Ryan-Phillips Finlay, Henehan Leighann, Ramdas Sithara, Palace Jacqueline, Beeson David, Dong Yin Yao
Nuffield Department of Clinical Neurosciences, University of Oxford, Oxford OX3 9DS, UK.
Neurology Department, John Radcliffe Hospital, Oxford OX3 9DU, UK.
Biomedicines. 2024 Nov 8;12(11):2549. doi: 10.3390/biomedicines12112549.
BACKGROUND/OBJECTIVES: Congenital myasthenic syndromes (CMSs) are caused by variants in >30 genes with increasing numbers of variants of unknown significance (VUS) discovered by next-generation sequencing. Establishing VUS pathogenicity requires in vitro studies that slow diagnosis and treatment initiation.

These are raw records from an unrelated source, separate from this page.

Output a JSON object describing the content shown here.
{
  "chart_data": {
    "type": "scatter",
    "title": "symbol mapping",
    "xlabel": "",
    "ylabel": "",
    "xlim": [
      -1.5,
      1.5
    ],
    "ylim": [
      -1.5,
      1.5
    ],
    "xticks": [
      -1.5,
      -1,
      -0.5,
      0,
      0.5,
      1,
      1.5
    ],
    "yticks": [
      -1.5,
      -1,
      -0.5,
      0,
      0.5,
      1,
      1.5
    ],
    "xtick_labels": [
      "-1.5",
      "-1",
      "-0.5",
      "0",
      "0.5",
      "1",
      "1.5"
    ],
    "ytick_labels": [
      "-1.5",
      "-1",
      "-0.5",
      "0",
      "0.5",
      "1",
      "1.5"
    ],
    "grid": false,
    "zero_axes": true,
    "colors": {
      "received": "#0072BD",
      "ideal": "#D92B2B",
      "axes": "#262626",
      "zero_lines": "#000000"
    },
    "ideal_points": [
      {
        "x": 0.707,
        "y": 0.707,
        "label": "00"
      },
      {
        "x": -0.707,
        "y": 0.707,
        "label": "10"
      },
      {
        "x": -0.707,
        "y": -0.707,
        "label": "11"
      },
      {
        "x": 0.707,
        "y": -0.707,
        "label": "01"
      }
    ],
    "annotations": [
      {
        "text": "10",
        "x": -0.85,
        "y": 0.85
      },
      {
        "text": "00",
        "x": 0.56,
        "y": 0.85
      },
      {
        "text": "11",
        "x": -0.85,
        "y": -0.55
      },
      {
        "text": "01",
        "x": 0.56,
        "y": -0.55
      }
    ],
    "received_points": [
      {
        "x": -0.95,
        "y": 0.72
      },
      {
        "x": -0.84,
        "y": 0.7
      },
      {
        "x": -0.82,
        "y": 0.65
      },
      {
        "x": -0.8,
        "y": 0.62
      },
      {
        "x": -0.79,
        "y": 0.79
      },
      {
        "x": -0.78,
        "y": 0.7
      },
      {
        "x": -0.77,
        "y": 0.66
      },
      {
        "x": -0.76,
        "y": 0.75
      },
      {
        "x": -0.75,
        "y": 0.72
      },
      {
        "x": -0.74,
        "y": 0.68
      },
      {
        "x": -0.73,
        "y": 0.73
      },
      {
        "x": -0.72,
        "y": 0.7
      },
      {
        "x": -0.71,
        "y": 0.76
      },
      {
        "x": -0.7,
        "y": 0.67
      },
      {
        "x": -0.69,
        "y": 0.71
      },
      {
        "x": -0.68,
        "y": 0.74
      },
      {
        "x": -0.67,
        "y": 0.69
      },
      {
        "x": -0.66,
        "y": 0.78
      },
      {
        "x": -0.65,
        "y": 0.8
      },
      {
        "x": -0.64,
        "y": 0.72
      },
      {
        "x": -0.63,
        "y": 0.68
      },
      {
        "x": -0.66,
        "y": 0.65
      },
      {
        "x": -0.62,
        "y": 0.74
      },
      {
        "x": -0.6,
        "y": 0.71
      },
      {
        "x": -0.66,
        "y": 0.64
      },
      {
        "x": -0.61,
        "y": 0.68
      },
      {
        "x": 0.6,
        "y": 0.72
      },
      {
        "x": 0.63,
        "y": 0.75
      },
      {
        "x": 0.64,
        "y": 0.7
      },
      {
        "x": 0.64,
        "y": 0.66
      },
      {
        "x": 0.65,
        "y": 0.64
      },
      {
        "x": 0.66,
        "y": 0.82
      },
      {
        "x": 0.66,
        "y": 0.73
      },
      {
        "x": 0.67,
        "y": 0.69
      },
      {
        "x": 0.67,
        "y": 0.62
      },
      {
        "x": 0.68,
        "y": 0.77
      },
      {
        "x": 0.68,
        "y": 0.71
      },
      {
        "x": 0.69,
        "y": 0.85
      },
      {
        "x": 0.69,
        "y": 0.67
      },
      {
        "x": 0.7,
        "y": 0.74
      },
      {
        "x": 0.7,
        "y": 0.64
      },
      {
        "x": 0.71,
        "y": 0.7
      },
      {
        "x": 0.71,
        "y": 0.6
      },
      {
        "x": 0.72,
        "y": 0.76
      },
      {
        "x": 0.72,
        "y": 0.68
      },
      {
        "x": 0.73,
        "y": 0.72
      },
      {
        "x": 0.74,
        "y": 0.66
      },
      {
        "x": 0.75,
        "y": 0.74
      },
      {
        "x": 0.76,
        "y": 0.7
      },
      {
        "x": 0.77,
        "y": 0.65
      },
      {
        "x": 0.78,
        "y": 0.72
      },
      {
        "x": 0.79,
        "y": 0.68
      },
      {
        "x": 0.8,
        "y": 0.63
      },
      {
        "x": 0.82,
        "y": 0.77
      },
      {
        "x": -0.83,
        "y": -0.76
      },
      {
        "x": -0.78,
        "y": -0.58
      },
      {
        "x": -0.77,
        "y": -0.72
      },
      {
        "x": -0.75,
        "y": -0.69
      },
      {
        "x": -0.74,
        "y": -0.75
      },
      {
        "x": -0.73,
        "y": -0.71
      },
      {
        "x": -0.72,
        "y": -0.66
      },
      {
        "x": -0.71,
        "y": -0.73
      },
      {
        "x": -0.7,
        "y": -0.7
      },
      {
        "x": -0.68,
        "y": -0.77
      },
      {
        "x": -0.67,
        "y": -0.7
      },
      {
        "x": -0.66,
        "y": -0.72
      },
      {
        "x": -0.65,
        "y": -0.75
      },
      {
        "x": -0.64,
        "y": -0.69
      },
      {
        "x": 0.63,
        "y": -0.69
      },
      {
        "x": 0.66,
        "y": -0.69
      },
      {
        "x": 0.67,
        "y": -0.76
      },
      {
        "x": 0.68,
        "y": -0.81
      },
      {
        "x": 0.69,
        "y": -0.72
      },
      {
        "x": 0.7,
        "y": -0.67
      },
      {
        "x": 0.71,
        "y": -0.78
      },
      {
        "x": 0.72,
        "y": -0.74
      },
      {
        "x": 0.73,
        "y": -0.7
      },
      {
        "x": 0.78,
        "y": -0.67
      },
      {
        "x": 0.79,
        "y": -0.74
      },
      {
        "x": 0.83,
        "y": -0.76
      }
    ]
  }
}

The recently developed protein structure prediction software AlphaFold2/ColabFold has revolutionized structural biology; such predictions have also been leveraged in AlphaMissense, which predicts ClinVar variant pathogenicity with 90% accuracy. Few reports, however, have tested these tools on rigorously characterized clinical data. We therefore assessed ColabFold and AlphaMissense as diagnostic aids for CMSs, using variants of the CHRN genes that encode the nicotinic acetylcholine receptor (nAChR).
Utilizing a dataset of 61 clinically validated CHRN variants, (1) we evaluated the possibility of a ColabFold metric (either predicted structural disruption, prediction confidence, or prediction quality) that distinguishes variant pathogenicity; (2) we assessed AlphaMissense's ability to differentiate variant pathogenicity; and (3) we compared AlphaMissense to the existing pathogenicity prediction programs AlamutVP and EVE.
Analyzing the variant effects on ColabFold CHRN structure prediction, prediction confidence, and prediction quality did not yield any reliable pathogenicity indicative metric. However, AlphaMissense predicted variant pathogenicity with 63.93% accuracy in our dataset-a much greater proportion than AlamutVP (27.87%) and EVE (28.33%).
Emerging in silico tools can revolutionize genetic disease diagnosis-however, improvement, refinement, and clinical validation are imperative prior to practical acquisition.
背景/目的:先天性肌无力综合征(CMSs)由30多个基因的变异引起,通过下一代测序发现的意义未明变异(VUS)数量不断增加。确定VUS的致病性需要进行体外研究,这会延缓诊断和治疗的开始。最近开发的蛋白质结构预测软件AlphaFold2/ColabFold彻底改变了结构生物学;此类预测也被应用于AlphaMissense中,该软件预测ClinVar变异致病性的准确率达90%。然而,很少有报告使用经过严格表征的临床数据对这些工具进行测试。因此,我们使用编码烟碱型乙酰胆碱受体(nAChR)的CHRN基因变异,评估了ColabFold和AlphaMissense作为CMSs诊断辅助工具的作用。
利用61个经临床验证过的CHRN变异数据集,(1)我们评估了ColabFold指标(预测的结构破坏、预测置信度或预测质量)区分变异致病性可能性;(2)我们评估了AlphaMissense区分变异致病性的能力;(3)我们将AlphaMissense与现有的致病性预测程序AlamutVP及EVE进行了比较。
分析变异对ColabFold CHRN结构预测、预测置信度和预测质量的影响,未得出任何可靠的致病性指示指标。然而,在我们的数据集中,AlphaMissense预测变异致病性时的准确率为63.93%,比AlamutVP(27.87%)和EVE(28.33%)高得多。
新兴的计算机模拟工具能够彻底改变遗传疾病的诊断——然而,在实际应用之前,必须进行改进、优化和临床验证。